Step 1: Lock yourself in your office, fire up Emacs, and write an initial draft from beginning to end yourself.
Step 2: Post it on the Internet.
Step 3: Encourage contributions and hands on feedback from your collaborators. Have a piece of cake.
You may thing that I'm kidding, but it's true. I think there's a misconception that the way to write something with other people follows a path that might look like: having a meeting to establish the common goals and an outline of what needs to get said, and then another meeting to divide up who is going to write want, and then people go back and write their little parts, and then you mash them all up and everyone rewrites their part till it meshes with the other parts, and then you pray it says what you need it to say, and doesn't need further revising--except it sort of dose, so you repeat the whole process over again, to revise the text, except with editing instead of writing. And because each stage requires endless conversation, when you don't have the benefit of face-to-face meetings, things can take a long time: so long, in fact, that most people will have probably lost interest long before something has been written. The short of it is that this method, though very democratic and open seeming, isn't.
I think there's a fear, that when a single person puts a lot of individual energy into a text (or any kind of project, really,) and doesn't consult with collaborators at every turn that it somehow becomes not a collaboration. This is emphatically not true. There is significant difference between endless group process and the collection of meaningful feedback; a real distinction between a text created with a process that involves many people, and a text that many people can agree represents their interest, purposes, and needs.
I think, though I'm not certain, that one could replace the words "writing" and "text" in the above, with "programing" and "code" but I don't know for sure.
At work, I have a moto: "you can't edit it if it doesn't exist yet." The more interesting thing, I think, in every context is when you go off into your own office, fire up the emacs, write something, and then say "so how does this look?" People sometimes say, "nice, but you used 'setup' as a verb in the third paragraph," or "ok, but you left out a section about flux capacitors in section two, and I think that's crucial for understanding most of section three," but these are problems that are fairly easily addressed.
Now it could be the case that I'm just that awesome (unlikely), but I think it boils down to the fact that most people don't understand how to make texts. I also think that a lot of "group process," can be obsoleted by an individual who can produce something, and has a good sense of the group's desires, and who knows how to check in with various group members at the right moments.

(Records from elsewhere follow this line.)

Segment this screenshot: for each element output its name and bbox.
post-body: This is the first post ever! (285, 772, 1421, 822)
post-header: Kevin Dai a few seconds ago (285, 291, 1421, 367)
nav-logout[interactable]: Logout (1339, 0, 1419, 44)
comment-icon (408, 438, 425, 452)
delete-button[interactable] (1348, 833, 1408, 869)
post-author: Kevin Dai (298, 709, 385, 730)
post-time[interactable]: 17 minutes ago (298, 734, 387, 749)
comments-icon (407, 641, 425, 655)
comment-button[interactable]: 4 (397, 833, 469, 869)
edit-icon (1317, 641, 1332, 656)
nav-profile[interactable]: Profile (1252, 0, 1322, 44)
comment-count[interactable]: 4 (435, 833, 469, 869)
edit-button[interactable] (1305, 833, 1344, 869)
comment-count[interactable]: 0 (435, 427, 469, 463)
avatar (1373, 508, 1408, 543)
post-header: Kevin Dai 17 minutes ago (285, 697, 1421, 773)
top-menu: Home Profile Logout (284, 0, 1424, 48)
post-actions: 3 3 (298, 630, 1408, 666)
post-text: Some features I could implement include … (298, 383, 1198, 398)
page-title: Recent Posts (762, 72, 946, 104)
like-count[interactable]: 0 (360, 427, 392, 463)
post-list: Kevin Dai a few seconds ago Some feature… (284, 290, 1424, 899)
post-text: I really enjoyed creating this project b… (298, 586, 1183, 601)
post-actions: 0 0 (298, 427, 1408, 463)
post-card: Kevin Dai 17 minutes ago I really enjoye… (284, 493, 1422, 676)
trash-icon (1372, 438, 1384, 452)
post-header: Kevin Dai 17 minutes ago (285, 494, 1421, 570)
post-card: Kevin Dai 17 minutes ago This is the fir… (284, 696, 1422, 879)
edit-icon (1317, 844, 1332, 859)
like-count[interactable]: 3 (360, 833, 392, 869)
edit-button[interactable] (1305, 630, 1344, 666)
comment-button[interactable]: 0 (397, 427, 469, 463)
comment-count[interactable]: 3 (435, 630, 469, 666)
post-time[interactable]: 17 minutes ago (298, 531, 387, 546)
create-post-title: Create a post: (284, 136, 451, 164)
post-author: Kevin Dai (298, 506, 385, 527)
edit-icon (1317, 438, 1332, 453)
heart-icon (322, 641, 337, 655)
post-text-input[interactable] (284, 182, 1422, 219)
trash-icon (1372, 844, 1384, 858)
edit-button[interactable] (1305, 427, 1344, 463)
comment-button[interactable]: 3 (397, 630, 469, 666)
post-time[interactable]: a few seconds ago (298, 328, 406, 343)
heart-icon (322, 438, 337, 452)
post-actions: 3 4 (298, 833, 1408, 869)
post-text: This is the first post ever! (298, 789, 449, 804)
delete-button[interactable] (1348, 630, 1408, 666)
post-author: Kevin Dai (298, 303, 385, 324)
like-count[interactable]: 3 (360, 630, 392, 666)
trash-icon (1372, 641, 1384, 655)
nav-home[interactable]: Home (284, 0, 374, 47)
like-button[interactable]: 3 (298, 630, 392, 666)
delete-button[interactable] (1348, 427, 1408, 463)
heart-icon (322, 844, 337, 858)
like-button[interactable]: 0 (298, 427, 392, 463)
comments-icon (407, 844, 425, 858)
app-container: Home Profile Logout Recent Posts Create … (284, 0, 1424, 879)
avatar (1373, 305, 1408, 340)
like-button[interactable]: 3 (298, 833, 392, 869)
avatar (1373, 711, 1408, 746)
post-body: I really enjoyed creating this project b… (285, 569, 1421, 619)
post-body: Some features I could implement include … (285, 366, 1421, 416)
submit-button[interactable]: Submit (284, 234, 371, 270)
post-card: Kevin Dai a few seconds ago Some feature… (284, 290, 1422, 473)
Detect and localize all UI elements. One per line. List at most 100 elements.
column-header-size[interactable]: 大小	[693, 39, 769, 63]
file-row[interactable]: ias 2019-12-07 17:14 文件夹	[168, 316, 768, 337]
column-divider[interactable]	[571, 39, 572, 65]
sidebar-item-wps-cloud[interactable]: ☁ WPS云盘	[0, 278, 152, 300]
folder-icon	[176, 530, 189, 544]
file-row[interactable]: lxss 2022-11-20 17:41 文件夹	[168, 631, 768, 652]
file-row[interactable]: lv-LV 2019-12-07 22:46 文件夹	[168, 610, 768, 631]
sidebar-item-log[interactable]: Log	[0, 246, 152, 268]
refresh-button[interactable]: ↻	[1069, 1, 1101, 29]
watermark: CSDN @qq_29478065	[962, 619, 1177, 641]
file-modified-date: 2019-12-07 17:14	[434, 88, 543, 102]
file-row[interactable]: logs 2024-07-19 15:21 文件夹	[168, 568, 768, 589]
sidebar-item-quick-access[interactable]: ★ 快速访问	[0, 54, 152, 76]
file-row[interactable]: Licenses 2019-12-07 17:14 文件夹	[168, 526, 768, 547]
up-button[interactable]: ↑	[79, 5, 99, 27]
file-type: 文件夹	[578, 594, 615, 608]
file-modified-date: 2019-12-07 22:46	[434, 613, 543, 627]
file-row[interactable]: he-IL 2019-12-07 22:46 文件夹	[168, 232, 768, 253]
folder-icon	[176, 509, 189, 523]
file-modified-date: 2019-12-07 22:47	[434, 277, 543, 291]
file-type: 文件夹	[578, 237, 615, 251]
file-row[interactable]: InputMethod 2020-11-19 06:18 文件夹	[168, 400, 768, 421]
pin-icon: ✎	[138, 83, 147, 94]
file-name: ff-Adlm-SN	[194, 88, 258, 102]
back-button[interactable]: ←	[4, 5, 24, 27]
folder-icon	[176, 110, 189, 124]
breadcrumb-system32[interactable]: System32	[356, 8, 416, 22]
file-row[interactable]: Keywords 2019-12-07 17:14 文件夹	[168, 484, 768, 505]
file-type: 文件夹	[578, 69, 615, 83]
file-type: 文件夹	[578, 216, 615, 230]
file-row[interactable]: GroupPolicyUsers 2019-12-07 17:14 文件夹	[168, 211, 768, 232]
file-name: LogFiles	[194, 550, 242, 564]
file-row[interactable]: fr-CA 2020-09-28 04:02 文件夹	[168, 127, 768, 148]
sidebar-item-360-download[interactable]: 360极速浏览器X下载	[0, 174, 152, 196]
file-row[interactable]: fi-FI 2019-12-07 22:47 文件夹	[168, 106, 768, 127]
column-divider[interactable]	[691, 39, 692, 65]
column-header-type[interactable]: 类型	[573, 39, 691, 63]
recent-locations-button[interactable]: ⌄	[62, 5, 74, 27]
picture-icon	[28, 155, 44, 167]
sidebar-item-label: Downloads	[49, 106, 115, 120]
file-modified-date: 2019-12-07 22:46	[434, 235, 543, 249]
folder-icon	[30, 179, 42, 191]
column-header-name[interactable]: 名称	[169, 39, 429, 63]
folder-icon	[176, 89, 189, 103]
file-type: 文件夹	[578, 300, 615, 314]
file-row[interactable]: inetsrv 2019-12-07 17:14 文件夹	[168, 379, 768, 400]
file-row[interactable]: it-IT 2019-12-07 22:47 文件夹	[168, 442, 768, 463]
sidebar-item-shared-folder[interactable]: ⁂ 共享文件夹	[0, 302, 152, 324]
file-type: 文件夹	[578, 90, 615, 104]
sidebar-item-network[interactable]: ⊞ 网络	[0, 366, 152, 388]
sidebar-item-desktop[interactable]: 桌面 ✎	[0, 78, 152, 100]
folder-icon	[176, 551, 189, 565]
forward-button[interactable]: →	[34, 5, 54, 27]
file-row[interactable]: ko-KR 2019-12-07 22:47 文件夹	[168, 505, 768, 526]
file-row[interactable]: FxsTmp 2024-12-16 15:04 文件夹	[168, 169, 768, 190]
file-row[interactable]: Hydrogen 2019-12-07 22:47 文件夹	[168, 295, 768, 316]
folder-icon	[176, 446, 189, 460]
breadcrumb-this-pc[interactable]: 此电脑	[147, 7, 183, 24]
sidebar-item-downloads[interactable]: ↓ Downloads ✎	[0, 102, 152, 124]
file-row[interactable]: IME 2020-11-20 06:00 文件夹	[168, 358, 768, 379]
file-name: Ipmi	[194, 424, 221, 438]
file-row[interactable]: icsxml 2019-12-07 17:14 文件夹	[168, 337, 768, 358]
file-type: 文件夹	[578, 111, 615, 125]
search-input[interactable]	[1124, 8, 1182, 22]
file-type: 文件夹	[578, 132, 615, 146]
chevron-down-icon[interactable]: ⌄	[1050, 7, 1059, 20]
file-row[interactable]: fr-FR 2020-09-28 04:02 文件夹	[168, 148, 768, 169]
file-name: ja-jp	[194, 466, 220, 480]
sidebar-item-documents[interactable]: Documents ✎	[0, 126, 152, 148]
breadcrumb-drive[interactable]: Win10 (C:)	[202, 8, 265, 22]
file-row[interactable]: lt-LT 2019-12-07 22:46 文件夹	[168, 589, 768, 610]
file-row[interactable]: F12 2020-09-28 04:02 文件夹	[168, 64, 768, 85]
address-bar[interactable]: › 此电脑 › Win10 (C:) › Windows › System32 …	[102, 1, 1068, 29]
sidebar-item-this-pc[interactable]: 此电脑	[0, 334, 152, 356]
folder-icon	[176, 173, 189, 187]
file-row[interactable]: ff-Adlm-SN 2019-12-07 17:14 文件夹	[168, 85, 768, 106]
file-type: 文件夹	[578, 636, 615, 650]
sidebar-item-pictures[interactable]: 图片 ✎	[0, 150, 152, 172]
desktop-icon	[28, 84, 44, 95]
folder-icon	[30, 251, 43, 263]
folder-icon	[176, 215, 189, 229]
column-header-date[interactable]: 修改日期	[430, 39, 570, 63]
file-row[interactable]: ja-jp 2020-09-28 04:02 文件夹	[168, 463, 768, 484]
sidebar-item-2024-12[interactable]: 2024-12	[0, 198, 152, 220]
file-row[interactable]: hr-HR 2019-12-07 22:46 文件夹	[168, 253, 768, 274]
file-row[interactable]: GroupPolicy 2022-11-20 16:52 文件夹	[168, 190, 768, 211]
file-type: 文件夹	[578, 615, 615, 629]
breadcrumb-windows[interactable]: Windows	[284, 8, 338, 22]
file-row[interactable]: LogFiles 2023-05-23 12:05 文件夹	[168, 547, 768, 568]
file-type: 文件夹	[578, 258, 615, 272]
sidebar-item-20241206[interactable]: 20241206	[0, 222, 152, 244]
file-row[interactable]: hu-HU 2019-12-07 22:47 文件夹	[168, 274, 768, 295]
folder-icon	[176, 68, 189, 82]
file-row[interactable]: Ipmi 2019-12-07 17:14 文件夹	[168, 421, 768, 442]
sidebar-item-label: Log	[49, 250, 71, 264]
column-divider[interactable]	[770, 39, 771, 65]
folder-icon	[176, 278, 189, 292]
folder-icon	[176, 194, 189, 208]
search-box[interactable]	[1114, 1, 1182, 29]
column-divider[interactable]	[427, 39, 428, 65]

While these skills can be listed quite effectively, and it's true that there is no rocket science involved: some things are easier said than done.
Not every collaboration works, and there are a lot of variables at play in any situation where a group of people must come together to make something, but in nearly every situation beginning with "hey, I want make something with you, look at this draft," is better than "I was thinking about making something with you but I wanted to get your feedback first."